小学生の頃、アニメでやっていたんだ。オープニングテーマの「ほしの~おうじさま~♪」という所だけ歌える。

それで、とにかくませた子どもだったので、絵本はいやで、文庫本の『星の王子様』を買ってもらった記憶がある。そういやアニメやってたな~っていうだけの理由で。

でも数行で挫折した。何がおもしろいのかさっぱりわからず。

その後、高校生になって、自分の中で読書ブームが起こり、それも、やっぱりませた子どもだったので、『徒然草』を原文で読んでみたり、『わが闘争』を友人と読み合い議論したり、とにかく「教養として、古典作品は一通り読むべきだ」という、マイブーム。そんな一貫でまた読んだ。
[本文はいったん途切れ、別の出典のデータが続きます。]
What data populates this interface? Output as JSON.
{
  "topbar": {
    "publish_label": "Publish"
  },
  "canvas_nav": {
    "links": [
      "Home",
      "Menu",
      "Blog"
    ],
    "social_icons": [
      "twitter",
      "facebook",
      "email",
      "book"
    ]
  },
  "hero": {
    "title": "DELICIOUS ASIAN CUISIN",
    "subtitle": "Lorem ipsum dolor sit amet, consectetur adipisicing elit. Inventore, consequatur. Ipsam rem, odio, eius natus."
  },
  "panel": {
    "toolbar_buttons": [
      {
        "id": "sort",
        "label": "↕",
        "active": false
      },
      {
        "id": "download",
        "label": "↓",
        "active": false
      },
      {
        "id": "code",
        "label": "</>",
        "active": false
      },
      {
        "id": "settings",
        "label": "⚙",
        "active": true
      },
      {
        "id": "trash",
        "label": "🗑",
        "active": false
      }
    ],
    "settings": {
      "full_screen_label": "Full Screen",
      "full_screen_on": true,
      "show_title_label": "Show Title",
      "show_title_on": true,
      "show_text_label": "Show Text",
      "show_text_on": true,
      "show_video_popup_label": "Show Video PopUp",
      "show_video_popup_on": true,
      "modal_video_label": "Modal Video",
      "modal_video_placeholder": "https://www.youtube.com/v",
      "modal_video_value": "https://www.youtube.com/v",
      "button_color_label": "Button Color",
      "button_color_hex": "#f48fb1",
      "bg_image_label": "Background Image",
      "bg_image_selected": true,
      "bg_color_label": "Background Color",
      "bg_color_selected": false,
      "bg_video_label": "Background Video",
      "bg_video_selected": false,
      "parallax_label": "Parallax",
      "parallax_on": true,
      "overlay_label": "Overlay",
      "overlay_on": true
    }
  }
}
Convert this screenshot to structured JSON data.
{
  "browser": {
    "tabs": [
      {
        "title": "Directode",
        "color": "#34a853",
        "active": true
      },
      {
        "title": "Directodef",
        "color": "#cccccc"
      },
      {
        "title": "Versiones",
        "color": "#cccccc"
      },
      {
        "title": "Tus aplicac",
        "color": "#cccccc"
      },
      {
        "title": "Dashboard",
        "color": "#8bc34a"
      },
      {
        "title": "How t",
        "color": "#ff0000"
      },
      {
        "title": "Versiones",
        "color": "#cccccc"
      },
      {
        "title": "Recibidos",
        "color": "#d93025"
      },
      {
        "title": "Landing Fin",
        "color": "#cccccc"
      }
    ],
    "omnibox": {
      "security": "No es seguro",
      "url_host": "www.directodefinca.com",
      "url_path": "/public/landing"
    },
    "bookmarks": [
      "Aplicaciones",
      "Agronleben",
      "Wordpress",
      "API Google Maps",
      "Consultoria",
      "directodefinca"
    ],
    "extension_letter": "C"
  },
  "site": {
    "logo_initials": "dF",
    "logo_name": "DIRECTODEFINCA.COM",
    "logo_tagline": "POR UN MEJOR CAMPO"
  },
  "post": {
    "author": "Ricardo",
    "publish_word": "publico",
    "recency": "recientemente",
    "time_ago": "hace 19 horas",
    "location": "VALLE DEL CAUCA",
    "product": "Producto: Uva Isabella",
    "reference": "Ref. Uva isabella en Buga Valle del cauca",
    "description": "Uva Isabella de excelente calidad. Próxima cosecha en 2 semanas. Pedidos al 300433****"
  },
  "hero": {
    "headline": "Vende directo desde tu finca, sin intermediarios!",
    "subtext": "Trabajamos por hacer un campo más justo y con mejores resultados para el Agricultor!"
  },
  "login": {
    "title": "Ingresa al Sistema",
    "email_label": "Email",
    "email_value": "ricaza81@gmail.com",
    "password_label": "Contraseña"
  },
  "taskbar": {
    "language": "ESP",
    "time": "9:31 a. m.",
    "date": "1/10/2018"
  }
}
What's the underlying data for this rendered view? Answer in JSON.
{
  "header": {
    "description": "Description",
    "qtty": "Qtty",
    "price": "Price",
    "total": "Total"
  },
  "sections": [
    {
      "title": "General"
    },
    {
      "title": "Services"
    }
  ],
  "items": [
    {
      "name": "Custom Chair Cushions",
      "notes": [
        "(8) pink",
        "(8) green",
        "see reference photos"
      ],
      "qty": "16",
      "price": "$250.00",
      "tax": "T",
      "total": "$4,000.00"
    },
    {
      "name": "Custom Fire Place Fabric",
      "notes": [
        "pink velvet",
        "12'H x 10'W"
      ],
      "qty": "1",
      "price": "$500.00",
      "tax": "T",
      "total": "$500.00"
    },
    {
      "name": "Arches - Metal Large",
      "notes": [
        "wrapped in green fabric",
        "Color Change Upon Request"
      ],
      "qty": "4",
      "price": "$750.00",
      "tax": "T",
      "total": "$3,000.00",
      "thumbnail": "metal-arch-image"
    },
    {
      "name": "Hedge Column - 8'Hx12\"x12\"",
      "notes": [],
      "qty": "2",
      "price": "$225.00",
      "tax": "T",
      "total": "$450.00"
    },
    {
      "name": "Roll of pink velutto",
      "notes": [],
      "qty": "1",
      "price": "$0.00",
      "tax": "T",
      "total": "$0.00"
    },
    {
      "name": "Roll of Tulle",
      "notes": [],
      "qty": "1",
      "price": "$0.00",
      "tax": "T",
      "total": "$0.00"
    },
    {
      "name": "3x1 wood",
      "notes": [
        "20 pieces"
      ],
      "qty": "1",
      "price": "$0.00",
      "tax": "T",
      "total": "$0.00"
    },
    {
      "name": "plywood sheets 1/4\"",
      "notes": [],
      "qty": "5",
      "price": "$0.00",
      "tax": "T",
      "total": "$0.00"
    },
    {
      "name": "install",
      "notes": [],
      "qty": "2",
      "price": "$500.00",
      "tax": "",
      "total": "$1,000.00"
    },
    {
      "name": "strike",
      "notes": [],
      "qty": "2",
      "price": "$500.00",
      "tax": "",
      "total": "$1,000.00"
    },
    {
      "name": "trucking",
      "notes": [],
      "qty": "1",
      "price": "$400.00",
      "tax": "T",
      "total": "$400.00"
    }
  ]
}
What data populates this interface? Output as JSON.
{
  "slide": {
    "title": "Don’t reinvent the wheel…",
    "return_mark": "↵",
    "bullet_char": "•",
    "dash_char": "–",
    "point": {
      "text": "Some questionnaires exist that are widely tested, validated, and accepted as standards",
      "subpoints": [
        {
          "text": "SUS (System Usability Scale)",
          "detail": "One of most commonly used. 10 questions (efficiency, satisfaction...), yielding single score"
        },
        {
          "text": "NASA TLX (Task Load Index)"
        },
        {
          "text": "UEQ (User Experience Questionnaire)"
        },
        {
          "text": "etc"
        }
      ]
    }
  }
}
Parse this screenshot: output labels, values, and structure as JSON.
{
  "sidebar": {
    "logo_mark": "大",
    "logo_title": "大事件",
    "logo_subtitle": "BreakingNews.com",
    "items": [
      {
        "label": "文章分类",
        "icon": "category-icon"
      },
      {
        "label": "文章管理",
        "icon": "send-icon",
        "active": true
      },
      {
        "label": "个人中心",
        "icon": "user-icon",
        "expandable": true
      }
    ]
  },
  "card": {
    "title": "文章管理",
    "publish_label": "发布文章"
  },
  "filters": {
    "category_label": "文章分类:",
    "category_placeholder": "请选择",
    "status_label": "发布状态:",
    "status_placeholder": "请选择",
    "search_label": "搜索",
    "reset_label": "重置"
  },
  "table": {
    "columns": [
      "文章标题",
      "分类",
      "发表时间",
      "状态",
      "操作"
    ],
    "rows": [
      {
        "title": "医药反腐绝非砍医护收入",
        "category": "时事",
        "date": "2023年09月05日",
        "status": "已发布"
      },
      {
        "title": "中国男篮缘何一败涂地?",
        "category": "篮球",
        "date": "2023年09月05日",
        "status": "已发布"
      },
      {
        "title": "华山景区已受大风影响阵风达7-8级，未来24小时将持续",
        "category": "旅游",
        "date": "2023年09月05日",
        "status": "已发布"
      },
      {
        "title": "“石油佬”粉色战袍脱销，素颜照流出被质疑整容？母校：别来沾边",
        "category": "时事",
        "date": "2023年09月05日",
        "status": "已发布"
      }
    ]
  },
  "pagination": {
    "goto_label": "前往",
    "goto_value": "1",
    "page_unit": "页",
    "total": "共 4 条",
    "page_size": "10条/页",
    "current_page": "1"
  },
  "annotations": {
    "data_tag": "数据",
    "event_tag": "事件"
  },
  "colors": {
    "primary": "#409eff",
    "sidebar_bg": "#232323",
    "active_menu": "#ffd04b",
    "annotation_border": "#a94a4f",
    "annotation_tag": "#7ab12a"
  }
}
やっぱり、何がおもしろいのかさっぱりわからずに、数ページで挫折した。

大人になって、塾を経営するようになって、教え子が『星の王子さま』で読書感想文を書きたい、というので、買って読んでみた。数ページでウトウトし出して、結局挫折した。教え子の感想文を読んで、ふむふむ、そんなお話なんだな、とわかった気でいた(最低!)。

その後、人生がひっくり返るような挫折を味わい、死にかけもし、何とか生き延びて、ぜーぜーはーはー毎日を過ごしている。

そんな折、何を思ったのか、書店で手にした『星の王子さま』(新潮文庫)が、もうどうにもこうにも、読まずにはいられない、という衝動で、読んだ。

人生100年の半分を過ぎてようやく、夢中で読み漁ることができた。一気に最後まで読めた。

この作品の様々な解釈は、あくまで他人の解釈であって、作者の意図しないところまで「深読みが過ぎる」のは、それはそれで、ひとつの読みの文化であってよいだろうと思う。

作者は、そこまで重大なメッセージをこの物語に込めたのだろうか。

その辺を語ると長いのでやめておく。またいつか。

ただ記録しておきたかったのは、42年がかりで、読み終えた本がある、ということ。もちろん42年間ずっと読んでいたわけではないけれど、42年経ってようやく、この作品をおもしろいと思い、夢中になって読めた、という事実が、うれしい。

ただ、うれしい。

歳を取るというのは、悪い事ばかりではないな。うん。